This item was published during the term of a previous administration that ended in April 2007
Final warning for failing child protectors
If the child protection system continues to fail children it will be replaced, a high-level child protection summit was told today.
First Minister Jack McConnell was speaking in Glasgow at the summit convened after a major review of all child protection services which found that over half of children at risk of abuse or neglect were not adequately protected or cared for.
Many failures in the child protection system have been blamed on senior managers in child protection organisations.
The First Minister said:
"We need urgent action before another Kennedy McFarlane or Caleb Ness dies at the hands of the very person who is supposed to be caring for them.
"Those who run the system have a personal responsibility to radically improve child protection and help children realise their potential.
"We have allocated resources and acted on the recommendations, but locally, professional boundaries cannot be allowed to stand in the way of the job we must all do. Scotland's children need to see those barriers removed. They need us all to show leadership and give them the service they have the right to expect. New investment must be matched by reform.
"Radical improvements are essential. But the bottom line is that if the system goes on failing to protect children, then we will not protect the system.

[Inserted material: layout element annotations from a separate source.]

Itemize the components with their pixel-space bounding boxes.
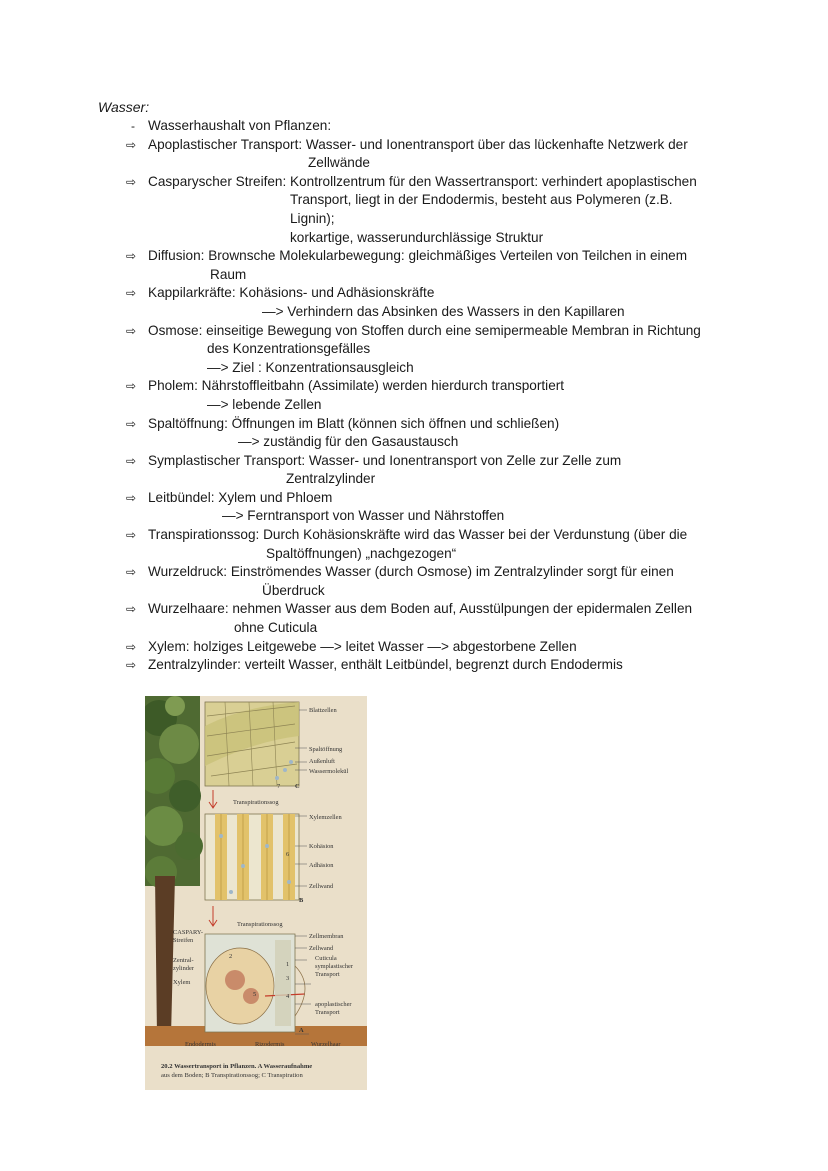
arrow-bullet-icon: ⇨ xyxy=(125,416,137,431)
list-item xyxy=(0,563,828,600)
leaf-panel xyxy=(205,702,299,786)
label-transpirationssog-top: Transpirationssog xyxy=(233,799,279,806)
label-xylem: Xylem xyxy=(173,979,191,986)
list-item-line: des Konzentrationsgefälles xyxy=(207,341,371,357)
list-item-line: Kappilarkräfte: Kohäsions- und Adhäsionskräfte xyxy=(148,285,435,301)
label-num-4: 4 xyxy=(286,993,290,1000)
label-symplastischer: symplastischer xyxy=(315,963,353,970)
list-item xyxy=(0,526,828,563)
arrow-bullet-icon: ⇨ xyxy=(125,639,137,654)
dash-bullet: - xyxy=(131,119,135,133)
list-item xyxy=(0,638,828,657)
label-transport-apo: Transport xyxy=(315,1009,340,1016)
label-zellwand-low: Zellwand xyxy=(309,945,334,952)
list-item-line: Raum xyxy=(210,266,247,282)
label-num-3: 3 xyxy=(286,975,290,982)
list-item-line: Wurzeldruck: Einströmendes Wasser (durch Osmose) im Zentralzylinder sorgt für einen xyxy=(148,564,674,580)
list-item-line: Transpirationssog: Durch Kohäsionskräfte wird das Wasser bei der Verdunstung (über die xyxy=(148,527,688,543)
water-transport-figure xyxy=(145,696,367,1090)
label-zentral: Zentral- xyxy=(173,957,194,964)
arrow-bullet-icon: ⇨ xyxy=(125,379,137,394)
term-list xyxy=(0,117,828,675)
xylem-panel xyxy=(205,814,299,900)
list-item-line: Osmose: einseitige Bewegung von Stoffen durch eine semipermeable Membran in Richtung xyxy=(148,322,701,338)
label-num-7: 7 xyxy=(277,783,281,790)
label-endodermis: Endodermis xyxy=(185,1041,216,1048)
list-item xyxy=(0,117,828,136)
list-item-line: Apoplastischer Transport: Wasser- und Ionentransport über das lückenhafte Netzwerk der xyxy=(148,136,688,152)
label-zylinder: zylinder xyxy=(173,965,194,972)
label-zellmembran: Zellmembran xyxy=(309,933,344,940)
label-num-6: 6 xyxy=(286,851,290,858)
list-item-line: ohne Cuticula xyxy=(234,620,318,636)
label-wurzelhaar: Wurzelhaar xyxy=(311,1041,341,1048)
list-item-line: Wasserhaushalt von Pflanzen: xyxy=(148,118,332,133)
page-title: Wasser: xyxy=(98,99,150,115)
list-item-line: Spaltöffnungen) „nachgezogen“ xyxy=(266,545,457,561)
list-item-line: Xylem: holziges Leitgewebe —> leitet Wasser —> abgestorbene Zellen xyxy=(148,638,577,654)
arrow-bullet-icon: ⇨ xyxy=(125,490,137,505)
list-item-line: Symplastischer Transport: Wasser- und Ionentransport von Zelle zur Zelle zum xyxy=(148,452,622,468)
label-letter-c: C xyxy=(295,783,300,790)
list-item xyxy=(0,136,828,173)
list-item xyxy=(0,489,828,526)
list-item-line: Leitbündel: Xylem und Phloem xyxy=(148,489,333,505)
label-xylemzellen: Xylemzellen xyxy=(309,814,342,821)
label-letter-b: B xyxy=(299,897,304,904)
list-item-line: Zentralzylinder: verteilt Wasser, enthält Leitbündel, begrenzt durch Endodermis xyxy=(148,657,623,673)
arrow-bullet-icon: ⇨ xyxy=(125,249,137,264)
label-apoplastischer: apoplastischer xyxy=(315,1001,352,1008)
list-item-line: Spaltöffnung: Öffnungen im Blatt (können sich öffnen und schließen) xyxy=(148,415,560,431)
list-item-line: Zellwände xyxy=(308,155,370,171)
label-aussenluft: Außenluft xyxy=(309,758,335,765)
figure-caption-line2: aus dem Boden; B Transpirationssog; C Transpiration xyxy=(161,1072,303,1079)
list-item-line: —> Ferntransport von Wasser und Nährstoffen xyxy=(222,508,505,524)
label-blattzellen: Blattzellen xyxy=(309,707,337,714)
list-item-line: korkartige, wasserundurchlässige Struktur xyxy=(290,229,544,245)
arrow-bullet-icon: ⇨ xyxy=(125,174,137,189)
list-item-line: Wurzelhaare: nehmen Wasser aus dem Boden auf, Ausstülpungen der epidermalen Zellen xyxy=(148,601,693,617)
list-item-line: Lignin); xyxy=(290,210,335,226)
label-num-5: 5 xyxy=(253,991,257,998)
label-adhaesion: Adhäsion xyxy=(309,862,334,869)
label-num-2: 2 xyxy=(229,953,233,960)
arrow-bullet-icon: ⇨ xyxy=(125,137,137,152)
label-letter-a: A xyxy=(299,1027,304,1034)
list-item xyxy=(0,173,828,247)
label-transport-sym: Transport xyxy=(315,971,340,978)
list-item-line: Pholem: Nährstoffleitbahn (Assimilate) werden hierdurch transportiert xyxy=(148,378,565,394)
arrow-bullet-icon: ⇨ xyxy=(125,286,137,301)
label-caspary: CASPARY- xyxy=(173,929,203,936)
list-item-line: Casparyscher Streifen: Kontrollzentrum für den Wassertransport: verhindert apoplastischen xyxy=(148,173,697,189)
list-item xyxy=(0,247,828,284)
arrow-bullet-icon: ⇨ xyxy=(125,453,137,468)
arrow-bullet-icon: ⇨ xyxy=(125,602,137,617)
list-item-line: Transport, liegt in der Endodermis, besteht aus Polymeren (z.B. xyxy=(290,192,673,208)
label-kohaesion: Kohäsion xyxy=(309,843,334,850)
label-zellwand-mid: Zellwand xyxy=(309,883,334,890)
label-transpirationssog-bottom: Transpirationssog xyxy=(237,921,283,928)
arrow-bullet-icon: ⇨ xyxy=(125,323,137,338)
list-item xyxy=(0,284,828,321)
list-item xyxy=(0,452,828,489)
figure-caption-line1: 20.2 Wassertransport in Pflanzen. A Wasseraufnahme xyxy=(161,1063,313,1070)
label-streifen: Streifen xyxy=(173,937,194,944)
list-item-line: —> zuständig für den Gasaustausch xyxy=(238,434,459,450)
tree-foliage xyxy=(145,696,203,888)
arrow-bullet-icon: ⇨ xyxy=(125,565,137,580)
list-item xyxy=(0,656,828,675)
arrow-bullet-icon: ⇨ xyxy=(125,658,137,673)
list-item xyxy=(0,600,828,637)
list-item xyxy=(0,377,828,414)
label-num-1: 1 xyxy=(286,961,290,968)
label-cuticula: Cuticula xyxy=(315,955,337,962)
list-item xyxy=(0,322,828,378)
list-item-line: Diffusion: Brownsche Molekularbewegung: gleichmäßiges Verteilen von Teilchen in einem xyxy=(148,248,688,264)
list-item-line: —> Ziel : Konzentrationsausgleich xyxy=(207,359,414,375)
arrow-bullet-icon: ⇨ xyxy=(125,528,137,543)
list-item xyxy=(0,415,828,452)
root-panel xyxy=(205,934,305,1032)
label-spaltoeffnung: Spaltöffnung xyxy=(309,746,343,753)
list-item-line: —> Verhindern das Absinken des Wassers in den Kapillaren xyxy=(262,303,625,319)
label-wassermolekuel: Wassermolekül xyxy=(309,768,349,775)
list-item-line: —> lebende Zellen xyxy=(207,396,322,412)
list-item-line: Überdruck xyxy=(262,582,325,598)
list-item-line: Zentralzylinder xyxy=(286,471,376,487)
label-rizodermis: Rizodermis xyxy=(255,1041,285,1048)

"The least we owe to the tragic victims of abuse or neglect is to give those vulnerable children an absolute guarantee that professional services will not let them down. This is a fundamental right for the 21 st century."
The Summit brought together senior local authority, health, police and voluntary sector representatives to thrash out action on the Executive's five-point response to the child protection review.
The immediate action to be taken was:
- a three-year reform programme for child protection services
- an expert team to oversee reform and tackle poor performance locally
- a tough new inspection system to ensure reform is delivered
- a Children's Charter setting out the support that every child has the right to expect
- increased investment in helplines, including cash to allow Childline Scotland to increase by 60% the number of children it helps
Minister for Young People, Cathy Jamieson, said:
"We are giving those responsible for running child protection services three years to put things right. Some may complain that this is not enough time but it is a deliberately tight timescale.
"If we continue to drag our heels then more children will die and society will have failed in its duty to protect our children."
The Executive has developed an outline three-year reform programme for agreement and views were also sought on the expert team which will oversee the reform programme and tackle poor performance locally.
A tough new inspection system is being put in place to hold all those delivering child protection to account. The key inspectorates have already met and agreed that the inspections will be against common standards. The inspection report will be published to increase public accountability.
The First Minister also announced that the Executive has commissioned Save the Children to develop a Children's Charter by August to set out the support that every child has the right to expect.
Save the Children will consult with children and young people, parents and professionals, to produce the Charter which will have a significant impact on the reforms.
Mr McConnell also revealed that ChildLine are on course to open their new Aberdeen Centre in the Autumn. This follows immediate increases in investment by the Executive in helplines to boost significantly the number of children they can help.
An audit and review of child protection was announced by the Scottish Executive in March 2001 following the Hammond report into the of Kennedy McFarlane. The multi-disciplinary team were asked to review how well our children are being protected by the range of agencies that work with them. The review team's report It's everyone's job to make sure I'm alright (a quote from a child interviewed by the team) was published on November 25, 2002.
Investment in the Changing Children's Services Fund, which funds innovative projects which join up services for vulnerable and disadvantaged, will double from £33 million to £65.5 million between 2002-03 and 2005-06. This was announced by Cathy Jamieson at the Barnado's Conference on November 22 last year.